Suppose that a publisher conducted a survey asking adult consumers the number of fiction paperback books they had purchased in the previous month. The results are summarized in the table below. (Note that this is the data presented for publisher B in homework exercise 13).

# of books | Freq. | Rel. Freq. |
---|---|---|

0 | 18 | |

1 | 24 | |

2 | 24 | |

3 | 22 | |

4 | 15 | |

5 | 10 | |

7 | 5 | |

9 | 1 |

- Are there any outliers in the data? Use an appropriate numerical test involving the IQR to identify outliers, if any, and clearly state your conclusion.
- If a data value is identified as an outlier, what should be done about it?
- Are any data values further than 2 standard deviations away from the mean? In some situations, statisticians may use this criteria to identify data values that are unusual, compared to the other data values. (Note that this criteria is most appropriate to use for data that is mound-shaped and symmetric, rather than for skewed data.)
- Do parts (a) and (c) of this problem this give the same answer?
- Examine the shape of the data. Which part, (a) or (c), of this question gives a more appropriate result for this data?
- Based on the shape of the data which is the most appropriate measure of center for this data: mean, median or mode?

#### Solution

- IQR = 4 – 1 = 3 ; Q1 – 1.5*IQR = 1 – 1.5(3) = -3.5 ; Q3 + 1.5*IQR = 4 + 1.5(3) = 8.5 ;The data value of 9 is larger than 8.5. The purchase of 9 books in one month is an outlier.
- The outlier should be investigated to see if there is an error or some other problem in the data; then a decision whether to include or exclude it should be made based on the particular situation. If it was a correct value then the data value should remain in the data set.
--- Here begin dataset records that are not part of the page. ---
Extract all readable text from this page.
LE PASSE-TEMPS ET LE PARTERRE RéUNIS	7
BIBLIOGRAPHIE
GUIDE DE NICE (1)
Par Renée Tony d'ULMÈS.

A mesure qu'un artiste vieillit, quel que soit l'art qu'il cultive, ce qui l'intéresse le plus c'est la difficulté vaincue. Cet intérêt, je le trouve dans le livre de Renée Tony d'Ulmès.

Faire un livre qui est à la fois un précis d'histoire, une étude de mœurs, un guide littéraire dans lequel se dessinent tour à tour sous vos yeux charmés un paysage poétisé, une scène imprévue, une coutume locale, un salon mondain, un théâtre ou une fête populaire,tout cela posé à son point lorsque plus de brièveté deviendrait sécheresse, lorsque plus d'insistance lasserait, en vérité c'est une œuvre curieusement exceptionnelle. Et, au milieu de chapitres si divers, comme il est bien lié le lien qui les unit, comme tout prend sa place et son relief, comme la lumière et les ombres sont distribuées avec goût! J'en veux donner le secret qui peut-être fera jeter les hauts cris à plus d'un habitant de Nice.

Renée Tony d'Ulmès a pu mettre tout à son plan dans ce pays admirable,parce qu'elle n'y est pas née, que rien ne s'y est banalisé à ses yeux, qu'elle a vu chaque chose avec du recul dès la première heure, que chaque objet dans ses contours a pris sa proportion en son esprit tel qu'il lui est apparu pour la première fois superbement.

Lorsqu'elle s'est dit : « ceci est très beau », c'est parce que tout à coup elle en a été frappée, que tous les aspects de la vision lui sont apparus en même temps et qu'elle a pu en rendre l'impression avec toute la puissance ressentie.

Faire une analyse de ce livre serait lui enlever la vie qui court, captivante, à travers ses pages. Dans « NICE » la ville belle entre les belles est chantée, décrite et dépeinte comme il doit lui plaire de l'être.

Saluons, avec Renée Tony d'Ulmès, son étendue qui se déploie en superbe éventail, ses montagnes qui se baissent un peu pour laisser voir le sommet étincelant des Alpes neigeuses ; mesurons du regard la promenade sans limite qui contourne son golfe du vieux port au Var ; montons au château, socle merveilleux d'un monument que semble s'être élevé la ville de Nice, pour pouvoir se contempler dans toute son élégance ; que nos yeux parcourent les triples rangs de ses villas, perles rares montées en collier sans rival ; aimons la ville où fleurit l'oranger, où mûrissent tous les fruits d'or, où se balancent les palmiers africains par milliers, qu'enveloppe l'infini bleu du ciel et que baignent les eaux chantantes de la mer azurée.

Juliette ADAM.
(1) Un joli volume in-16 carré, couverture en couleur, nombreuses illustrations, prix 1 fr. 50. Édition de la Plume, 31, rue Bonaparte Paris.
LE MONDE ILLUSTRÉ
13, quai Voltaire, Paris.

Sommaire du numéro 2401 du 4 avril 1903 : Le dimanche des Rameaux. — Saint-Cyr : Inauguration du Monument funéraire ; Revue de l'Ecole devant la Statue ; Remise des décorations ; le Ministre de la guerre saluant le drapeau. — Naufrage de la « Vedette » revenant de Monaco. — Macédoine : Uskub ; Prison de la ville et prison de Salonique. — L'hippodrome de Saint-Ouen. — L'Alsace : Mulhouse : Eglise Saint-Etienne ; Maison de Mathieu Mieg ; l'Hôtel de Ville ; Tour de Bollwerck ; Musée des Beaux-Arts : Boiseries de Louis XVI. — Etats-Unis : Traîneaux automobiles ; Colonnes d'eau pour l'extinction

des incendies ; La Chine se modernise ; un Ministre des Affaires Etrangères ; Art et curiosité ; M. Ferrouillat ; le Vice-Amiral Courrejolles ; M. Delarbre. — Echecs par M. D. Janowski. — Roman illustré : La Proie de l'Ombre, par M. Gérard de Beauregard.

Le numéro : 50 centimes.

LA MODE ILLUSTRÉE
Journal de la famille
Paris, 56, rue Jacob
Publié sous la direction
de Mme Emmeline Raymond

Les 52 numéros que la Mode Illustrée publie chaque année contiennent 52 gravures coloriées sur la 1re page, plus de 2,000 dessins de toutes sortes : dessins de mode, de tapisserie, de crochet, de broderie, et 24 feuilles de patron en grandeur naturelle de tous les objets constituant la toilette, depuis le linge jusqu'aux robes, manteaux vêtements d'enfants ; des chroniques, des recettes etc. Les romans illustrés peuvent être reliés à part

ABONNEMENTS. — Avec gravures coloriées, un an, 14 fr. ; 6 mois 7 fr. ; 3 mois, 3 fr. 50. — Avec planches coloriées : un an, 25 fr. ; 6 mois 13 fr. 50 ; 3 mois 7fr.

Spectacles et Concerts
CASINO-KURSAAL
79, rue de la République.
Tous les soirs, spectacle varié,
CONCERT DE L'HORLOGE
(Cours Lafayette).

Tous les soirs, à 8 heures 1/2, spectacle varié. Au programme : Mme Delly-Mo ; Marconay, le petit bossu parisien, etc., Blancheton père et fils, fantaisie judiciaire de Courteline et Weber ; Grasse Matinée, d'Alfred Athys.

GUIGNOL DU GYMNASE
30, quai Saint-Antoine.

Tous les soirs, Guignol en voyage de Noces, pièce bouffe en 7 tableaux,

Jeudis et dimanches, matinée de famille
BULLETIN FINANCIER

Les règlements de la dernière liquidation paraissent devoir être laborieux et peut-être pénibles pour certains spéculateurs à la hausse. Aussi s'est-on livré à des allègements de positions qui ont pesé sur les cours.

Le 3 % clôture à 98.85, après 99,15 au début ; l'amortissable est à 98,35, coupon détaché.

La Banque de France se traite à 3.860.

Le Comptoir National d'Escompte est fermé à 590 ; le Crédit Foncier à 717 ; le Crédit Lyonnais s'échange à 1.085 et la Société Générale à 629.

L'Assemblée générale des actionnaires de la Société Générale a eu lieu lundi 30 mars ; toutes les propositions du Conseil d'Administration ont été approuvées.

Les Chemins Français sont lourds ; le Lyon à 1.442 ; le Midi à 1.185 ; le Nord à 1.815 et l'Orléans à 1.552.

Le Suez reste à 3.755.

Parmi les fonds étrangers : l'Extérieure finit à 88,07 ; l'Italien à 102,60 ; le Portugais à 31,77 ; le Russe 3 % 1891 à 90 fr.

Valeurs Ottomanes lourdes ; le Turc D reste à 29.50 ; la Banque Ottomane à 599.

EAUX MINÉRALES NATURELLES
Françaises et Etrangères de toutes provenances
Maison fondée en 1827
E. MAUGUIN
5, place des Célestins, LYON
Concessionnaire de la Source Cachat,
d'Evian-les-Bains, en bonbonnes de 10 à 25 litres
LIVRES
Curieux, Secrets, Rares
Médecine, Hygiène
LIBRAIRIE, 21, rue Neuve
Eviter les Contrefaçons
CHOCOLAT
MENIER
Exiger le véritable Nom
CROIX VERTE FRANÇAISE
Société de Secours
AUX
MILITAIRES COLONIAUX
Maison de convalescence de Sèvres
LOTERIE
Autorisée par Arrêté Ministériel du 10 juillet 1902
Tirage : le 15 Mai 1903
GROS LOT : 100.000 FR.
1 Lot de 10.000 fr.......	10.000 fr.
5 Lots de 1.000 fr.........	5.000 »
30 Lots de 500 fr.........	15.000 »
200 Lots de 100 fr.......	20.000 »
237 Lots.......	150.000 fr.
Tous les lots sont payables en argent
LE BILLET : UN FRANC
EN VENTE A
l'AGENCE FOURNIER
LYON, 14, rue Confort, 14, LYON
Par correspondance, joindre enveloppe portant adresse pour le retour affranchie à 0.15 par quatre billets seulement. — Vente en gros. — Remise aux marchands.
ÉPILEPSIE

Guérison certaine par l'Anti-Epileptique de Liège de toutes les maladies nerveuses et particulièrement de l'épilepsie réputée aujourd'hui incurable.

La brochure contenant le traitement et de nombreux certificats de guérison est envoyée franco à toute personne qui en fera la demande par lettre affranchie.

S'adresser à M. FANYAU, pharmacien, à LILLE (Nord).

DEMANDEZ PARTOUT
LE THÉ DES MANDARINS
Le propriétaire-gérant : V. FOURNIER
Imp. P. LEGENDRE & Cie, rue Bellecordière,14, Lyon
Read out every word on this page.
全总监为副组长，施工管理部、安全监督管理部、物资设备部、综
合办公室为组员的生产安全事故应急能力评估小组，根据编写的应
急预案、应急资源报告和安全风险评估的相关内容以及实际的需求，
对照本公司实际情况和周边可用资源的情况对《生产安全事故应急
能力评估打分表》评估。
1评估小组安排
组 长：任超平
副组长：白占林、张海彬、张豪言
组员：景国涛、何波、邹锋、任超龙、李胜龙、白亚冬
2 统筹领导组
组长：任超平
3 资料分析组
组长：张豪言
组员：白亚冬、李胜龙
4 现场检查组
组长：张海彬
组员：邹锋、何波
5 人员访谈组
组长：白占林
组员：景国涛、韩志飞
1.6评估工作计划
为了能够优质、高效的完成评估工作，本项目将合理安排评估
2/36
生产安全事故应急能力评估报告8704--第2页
If there is a problem with this data value, then it should be corrected or removed from the data. For example: If the data was recorded incorrectly (perhaps a 9 was miscoded and the correct value was 6) then the data should be corrected. If it was an error but the correct value is not known it should be removed from the data set.
- xbar – 2s = 2.45 – 2*1.88 = -1.31 ; xbar + 2s = 2.45 + 2*1.88 = 6.21 ; Using this method, the five data values of 7 books purchased and the one data value of 9 books purchased would be considered unusual.
- No: part (a) identifies only the value of 9 to be an outlier but part (c) identifies both 7 and 9.
- The data is skewed (to the right). It would be more appropriate to use the method involving the IQR in part (a), identifying only the one value of 9 books purchased as an outlier. Note that part (c) remarks that identifying unusual data values by using the criteria of being further than 2 standard deviations away from the mean is most appropriate when the data are mound-shaped and symmetric.
- The data are skewed to the right. For skewed data it is more appropriate to use the median as a measure of center.